The therapeutic efficacy of the system was evaluated in an imiquimod-induced mouse model of psoriasis.
Animals treated with the dual-layer MTX-Zn/difelikefalin microneedles exhibited the greatest reduction in psoriasis-like symptoms compared with all comparator groups, including methotrexate-only, difelikefalin-only and blank microneedle controls.
Clinical assessments demonstrated substantial reductions in erythema, scaling and skin thickening, accompanied by lower Psoriasis Area and Severity Index (PASI) scores. Histological analysis confirmed marked improvements in epidermal hyperplasia and inflammatory skin pathology.

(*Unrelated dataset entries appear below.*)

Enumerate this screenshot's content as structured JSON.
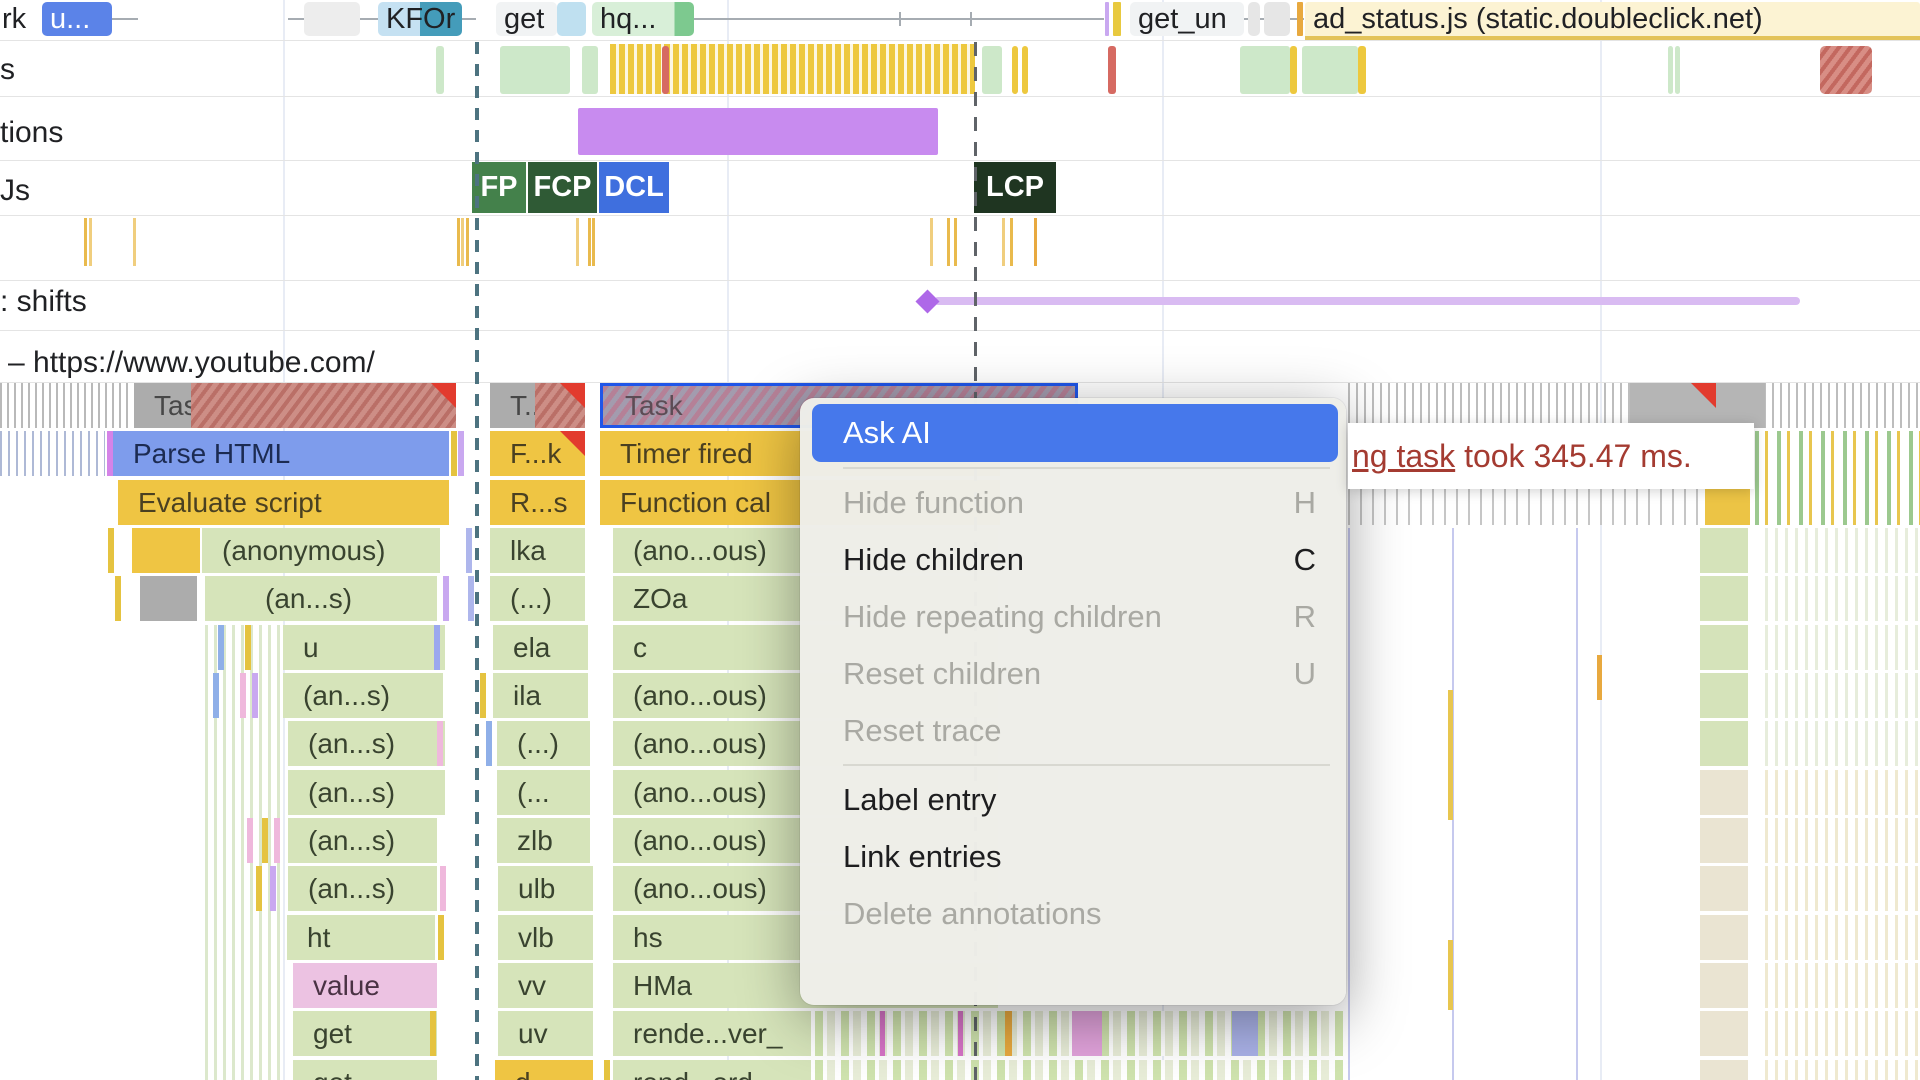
{
  "network": {
    "items": [
      {
        "label": "rk"
      },
      {
        "label": "u..."
      },
      {
        "label": "KFOr"
      },
      {
        "label": "get"
      },
      {
        "label": "hq..."
      },
      {
        "label": "get_un"
      },
      {
        "label": "ad_status.js (static.doubleclick.net)"
      }
    ]
  },
  "track_labels": {
    "cpu": "s",
    "interactions": "tions",
    "timings": "Js",
    "shifts": ": shifts",
    "main": "– https://www.youtube.com/"
  },
  "timing_markers": [
    {
      "label": "FP",
      "color": "#44814B"
    },
    {
      "label": "FCP",
      "color": "#2F5A35"
    },
    {
      "label": "DCL",
      "color": "#3F6FDE"
    },
    {
      "label": "LCP",
      "color": "#1F3521"
    }
  ],
  "context_menu": {
    "items": [
      {
        "label": "Ask AI",
        "shortcut": "",
        "state": "highlighted"
      },
      {
        "type": "separator"
      },
      {
        "label": "Hide function",
        "shortcut": "H",
        "state": "disabled"
      },
      {
        "label": "Hide children",
        "shortcut": "C",
        "state": "enabled"
      },
      {
        "label": "Hide repeating children",
        "shortcut": "R",
        "state": "disabled"
      },
      {
        "label": "Reset children",
        "shortcut": "U",
        "state": "disabled"
      },
      {
        "label": "Reset trace",
        "shortcut": "",
        "state": "disabled"
      },
      {
        "type": "separator"
      },
      {
        "label": "Label entry",
        "shortcut": "",
        "state": "enabled"
      },
      {
        "label": "Link entries",
        "shortcut": "",
        "state": "enabled"
      },
      {
        "label": "Delete annotations",
        "shortcut": "",
        "state": "disabled"
      }
    ]
  },
  "tooltip": {
    "link_text": "ng task",
    "rest_text": " took 345.47 ms."
  },
  "flame": {
    "col_a": [
      {
        "label": "Task",
        "cat": "task"
      },
      {
        "label": "Parse HTML",
        "cat": "parse-html"
      },
      {
        "label": "Evaluate script",
        "cat": "script"
      },
      {
        "label": "(anonymous)",
        "cat": "js"
      },
      {
        "label": "(an...s)",
        "cat": "js"
      },
      {
        "label": "u",
        "cat": "js"
      },
      {
        "label": "(an...s)",
        "cat": "js"
      },
      {
        "label": "(an...s)",
        "cat": "js"
      },
      {
        "label": "(an...s)",
        "cat": "js"
      },
      {
        "label": "(an...s)",
        "cat": "js"
      },
      {
        "label": "(an...s)",
        "cat": "js"
      },
      {
        "label": "ht",
        "cat": "js"
      },
      {
        "label": "value",
        "cat": "value"
      },
      {
        "label": "get",
        "cat": "js"
      },
      {
        "label": "get",
        "cat": "js"
      }
    ],
    "col_b": [
      {
        "label": "T...k",
        "cat": "task"
      },
      {
        "label": "F...k",
        "cat": "script"
      },
      {
        "label": "R...s",
        "cat": "script"
      },
      {
        "label": "lka",
        "cat": "js"
      },
      {
        "label": "(...)",
        "cat": "js"
      },
      {
        "label": "ela",
        "cat": "js"
      },
      {
        "label": "ila",
        "cat": "js"
      },
      {
        "label": "(...)",
        "cat": "js"
      },
      {
        "label": "(...",
        "cat": "js"
      },
      {
        "label": "zlb",
        "cat": "js"
      },
      {
        "label": "ulb",
        "cat": "js"
      },
      {
        "label": "vlb",
        "cat": "js"
      },
      {
        "label": "vv",
        "cat": "js"
      },
      {
        "label": "uv",
        "cat": "js"
      },
      {
        "label": "d",
        "cat": "script"
      }
    ],
    "col_c": [
      {
        "label": "Task",
        "cat": "sel-task"
      },
      {
        "label": "Timer fired",
        "cat": "script"
      },
      {
        "label": "Function cal",
        "cat": "script"
      },
      {
        "label": "(ano...ous)",
        "cat": "js"
      },
      {
        "label": "ZOa",
        "cat": "js"
      },
      {
        "label": "c",
        "cat": "js"
      },
      {
        "label": "(ano...ous)",
        "cat": "js"
      },
      {
        "label": "(ano...ous)",
        "cat": "js"
      },
      {
        "label": "(ano...ous)",
        "cat": "js"
      },
      {
        "label": "(ano...ous)",
        "cat": "js"
      },
      {
        "label": "(ano...ous)",
        "cat": "js"
      },
      {
        "label": "hs",
        "cat": "js"
      },
      {
        "label": "HMa",
        "cat": "js"
      },
      {
        "label": "rende...ver_",
        "cat": "js"
      },
      {
        "label": "rend...ord",
        "cat": "js"
      }
    ]
  }
}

The treatment also reduced splenomegaly, a recognised marker of systemic immune activation in the imiquimod model, the researchers said.
Flow cytometric analysis revealed restoration of immune-cell balance within the spleen, including reductions in neutrophil infiltration and normalisation of CD8+/CD4+ T-cell ratios.
Treatment also increased the proportion of regulatory T cells while significantly decreasing Th17 and Th1 populations, both of which are known to drive psoriatic inflammation through production of cytokines such as IL-17A, interferon-gamma and tumour necrosis factor.
These findings suggested the microneedle-delivered MTX-Zn complex exerted meaningful immunomodulatory effects beyond local suppression of keratinocyte proliferation, the researchers said.
“In an IMQ-induced psoriasis model, this dual-drug microneedle system significantly improved disease severity, reduced epidermal hyperplasia and splenomegaly, and restored immune-cell homeostasis,” they concluded.
“Overall, this minimally invasive platform offers a comprehensive therapeutic strategy that simultaneously targets pruritus, epidermal hyperproliferation, immune dysregulation, and infection risk in psoriasis.
“Notably, this study is currently limited to preclinical evaluation in animal models. Further investigations, including long-term safety assessment, validation in large-animal models, and clinical studies, will be required to support future clinical translation.”